A: I wanted to create a world that was part of the regular world, but hidden, with all of the same type of challenges that are part of everyday life. I also wanted to explore when someone falls through the cracks in our systems or runs away, and ends up on the street.


Then you add in the element of magic and magical people who can’t live anywhere else, and who build their own society in these hidden alleys. Which is the fun part, because I just let my imagination go wild coming up with things found only in the byways, and, of course, the Alice in Wonderland characters were redone and set in a grittier reality.


But I really wanted the sense of being able to see out, but not being able to get out of the byways. I also wanted to build a feeling for the reader that magic could be just around the corner. There could be a hidden door into the byways anywhere.

Q: Did you know how the novel would end before you started writing it, or did you make many changes along the way?


A: I thought I knew where it ended! I had an ending in my head, but probably about halfway through writing I realized that the story didn’t end where I thought. I kept writing and another ending developed that worked better for CeeCee’s journey. I turned the previous ending into a pivot point for CeeCee.


Actually, something surprising developed in that pivot point that might end up in a future story, so it worked out all around! I find that I often have the beginning of a story and the ending, or close to the ending, before I start writing. Then I have to figure out what goes in between.


 A big part of writing, at least for me, is the process of discovery. With The Byways I definitely made some changes along the way. Either the scenes weren’t working or, in one case, I had some scenes with two characters I loved, but I had to cut them because it slowed the pacing down.
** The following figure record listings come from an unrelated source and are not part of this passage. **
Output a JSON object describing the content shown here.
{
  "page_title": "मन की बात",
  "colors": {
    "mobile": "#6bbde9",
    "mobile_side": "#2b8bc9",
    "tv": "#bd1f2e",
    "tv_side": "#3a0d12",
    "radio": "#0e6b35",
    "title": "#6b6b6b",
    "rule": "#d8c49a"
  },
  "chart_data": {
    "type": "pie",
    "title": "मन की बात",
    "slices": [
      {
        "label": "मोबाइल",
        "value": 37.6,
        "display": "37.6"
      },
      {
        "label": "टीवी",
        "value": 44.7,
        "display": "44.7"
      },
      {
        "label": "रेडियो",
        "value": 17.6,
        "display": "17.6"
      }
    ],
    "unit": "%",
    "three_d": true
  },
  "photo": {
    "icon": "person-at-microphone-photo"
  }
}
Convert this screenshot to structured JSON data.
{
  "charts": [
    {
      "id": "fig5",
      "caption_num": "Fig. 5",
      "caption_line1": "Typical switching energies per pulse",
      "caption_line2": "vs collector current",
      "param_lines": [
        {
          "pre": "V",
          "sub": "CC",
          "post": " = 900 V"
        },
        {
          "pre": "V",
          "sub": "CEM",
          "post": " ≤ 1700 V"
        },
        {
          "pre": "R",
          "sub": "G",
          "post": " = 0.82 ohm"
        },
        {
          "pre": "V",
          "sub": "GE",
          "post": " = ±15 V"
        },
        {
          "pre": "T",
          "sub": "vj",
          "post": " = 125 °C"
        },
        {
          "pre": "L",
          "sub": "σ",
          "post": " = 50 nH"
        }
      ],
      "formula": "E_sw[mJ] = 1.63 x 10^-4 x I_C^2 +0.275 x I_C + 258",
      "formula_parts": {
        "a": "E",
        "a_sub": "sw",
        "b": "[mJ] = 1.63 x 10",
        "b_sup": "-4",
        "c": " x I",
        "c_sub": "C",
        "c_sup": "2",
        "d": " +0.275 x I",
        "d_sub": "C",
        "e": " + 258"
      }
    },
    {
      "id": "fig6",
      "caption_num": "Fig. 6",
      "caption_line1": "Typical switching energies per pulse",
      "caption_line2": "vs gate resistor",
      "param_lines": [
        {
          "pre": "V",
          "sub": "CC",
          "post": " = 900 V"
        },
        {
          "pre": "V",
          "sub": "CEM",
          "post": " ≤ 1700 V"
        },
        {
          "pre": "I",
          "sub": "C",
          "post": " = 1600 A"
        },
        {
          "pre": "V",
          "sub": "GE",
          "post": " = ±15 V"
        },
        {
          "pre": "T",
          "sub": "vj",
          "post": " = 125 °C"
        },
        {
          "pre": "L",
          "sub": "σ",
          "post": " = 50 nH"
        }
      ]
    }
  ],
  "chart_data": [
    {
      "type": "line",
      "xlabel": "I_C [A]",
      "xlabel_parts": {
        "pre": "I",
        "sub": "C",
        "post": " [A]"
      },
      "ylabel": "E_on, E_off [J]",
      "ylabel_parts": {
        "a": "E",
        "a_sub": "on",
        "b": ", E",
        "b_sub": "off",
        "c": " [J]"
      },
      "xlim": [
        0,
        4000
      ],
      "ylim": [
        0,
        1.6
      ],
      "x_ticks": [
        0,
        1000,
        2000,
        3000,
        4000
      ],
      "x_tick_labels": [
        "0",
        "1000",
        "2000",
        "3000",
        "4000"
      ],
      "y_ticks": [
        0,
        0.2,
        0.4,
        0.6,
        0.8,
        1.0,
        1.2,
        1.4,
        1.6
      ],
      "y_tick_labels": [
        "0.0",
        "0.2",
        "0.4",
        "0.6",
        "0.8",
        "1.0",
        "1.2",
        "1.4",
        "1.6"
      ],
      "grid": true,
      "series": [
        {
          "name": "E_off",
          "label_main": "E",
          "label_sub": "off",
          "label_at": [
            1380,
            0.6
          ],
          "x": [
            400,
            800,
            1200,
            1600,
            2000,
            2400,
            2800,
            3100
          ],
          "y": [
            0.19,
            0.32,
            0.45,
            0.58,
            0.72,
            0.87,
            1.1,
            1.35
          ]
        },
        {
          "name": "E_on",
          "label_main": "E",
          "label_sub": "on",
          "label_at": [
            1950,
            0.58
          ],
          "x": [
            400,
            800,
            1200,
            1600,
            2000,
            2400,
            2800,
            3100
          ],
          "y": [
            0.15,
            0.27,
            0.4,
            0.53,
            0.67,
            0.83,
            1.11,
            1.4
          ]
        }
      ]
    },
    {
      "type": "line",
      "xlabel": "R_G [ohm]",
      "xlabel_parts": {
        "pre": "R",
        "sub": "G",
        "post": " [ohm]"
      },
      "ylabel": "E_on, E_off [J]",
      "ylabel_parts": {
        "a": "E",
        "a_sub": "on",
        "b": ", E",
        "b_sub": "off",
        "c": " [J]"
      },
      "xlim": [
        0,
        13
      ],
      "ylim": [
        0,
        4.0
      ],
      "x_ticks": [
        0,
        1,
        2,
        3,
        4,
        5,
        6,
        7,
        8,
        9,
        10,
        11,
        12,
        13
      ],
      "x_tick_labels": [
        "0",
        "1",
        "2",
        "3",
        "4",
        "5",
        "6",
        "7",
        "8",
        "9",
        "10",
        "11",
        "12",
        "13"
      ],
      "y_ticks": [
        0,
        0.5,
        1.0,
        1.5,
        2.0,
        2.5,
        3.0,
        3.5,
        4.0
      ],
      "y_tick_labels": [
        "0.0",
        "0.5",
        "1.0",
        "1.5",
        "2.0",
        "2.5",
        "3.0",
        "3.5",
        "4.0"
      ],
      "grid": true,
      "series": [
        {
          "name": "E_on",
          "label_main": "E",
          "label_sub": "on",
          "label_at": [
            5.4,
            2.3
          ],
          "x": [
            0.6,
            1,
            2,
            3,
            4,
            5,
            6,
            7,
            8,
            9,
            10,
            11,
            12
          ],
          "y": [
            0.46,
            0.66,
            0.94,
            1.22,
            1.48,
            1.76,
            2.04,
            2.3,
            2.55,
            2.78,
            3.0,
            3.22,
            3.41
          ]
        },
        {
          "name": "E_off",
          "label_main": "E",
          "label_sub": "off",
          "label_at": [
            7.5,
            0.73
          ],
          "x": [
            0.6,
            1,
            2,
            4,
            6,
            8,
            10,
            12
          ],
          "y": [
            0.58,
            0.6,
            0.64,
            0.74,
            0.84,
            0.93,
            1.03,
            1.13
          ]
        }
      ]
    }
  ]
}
This was also the first full-length novel I’d ever attempted—I mainly wrote short stories and poetry before—so I had a big learning curve.   


Q: The writer Sean Stewart said of the book, "For anyone who has ever felt miscast or bypassed, set down or let down, this story about a girl who feels just a little too much is exciting and weird and beautiful and wise." What do you think of that description?


A: First of all, I am such a fan of Sean Stewart! His books were a huge influence on me when I was dreaming of being a novelist. He had a way of bridging magic and the real world in his books and those books made me realize I wanted to tell stories like that, too.


So I wrote to him (and I admit, I gushed like a fangirl), and I was over the moon when he agreed, first, to take a look at my book, and then, second, he came back with that amazing blurb!


I love it so much. He managed to capture all that I hoped to convey in my story, in one sentence. He also mirrored some of the way I was playing with language in the book, so that just felt really, really cool and fun. I felt seen! I’m secretly hoping he’ll read my next book, too.  


Q: What are you working on now?


A: Right now, I’m just at the beginning of a new novel, another contemporary fantasy. I’ve got lots of notes and a tentative outline. I’m not great at outlining but I’m trying to plan ahead more. I can’t talk about it too much yet, just in case it changes radically from my outline, but I’m hoping to get a lot of writing done this summer.


Q: Anything else we should know?


A: I have another YA book coming out in May 2024! It’s called Walk the Web Lightly and it’s about a 14-year-old girl named Naya and her artist family who can secretly see time.


Naya’s family expects her to follow in their footsteps, creating art and keeping their heritage and powers hidden, but Naya wants to be a doctor and she can’t do that if she’s hiding all the time.


It’s a coming-of-age fantasy story, with some twists, and I’m really excited that’s on the horizon.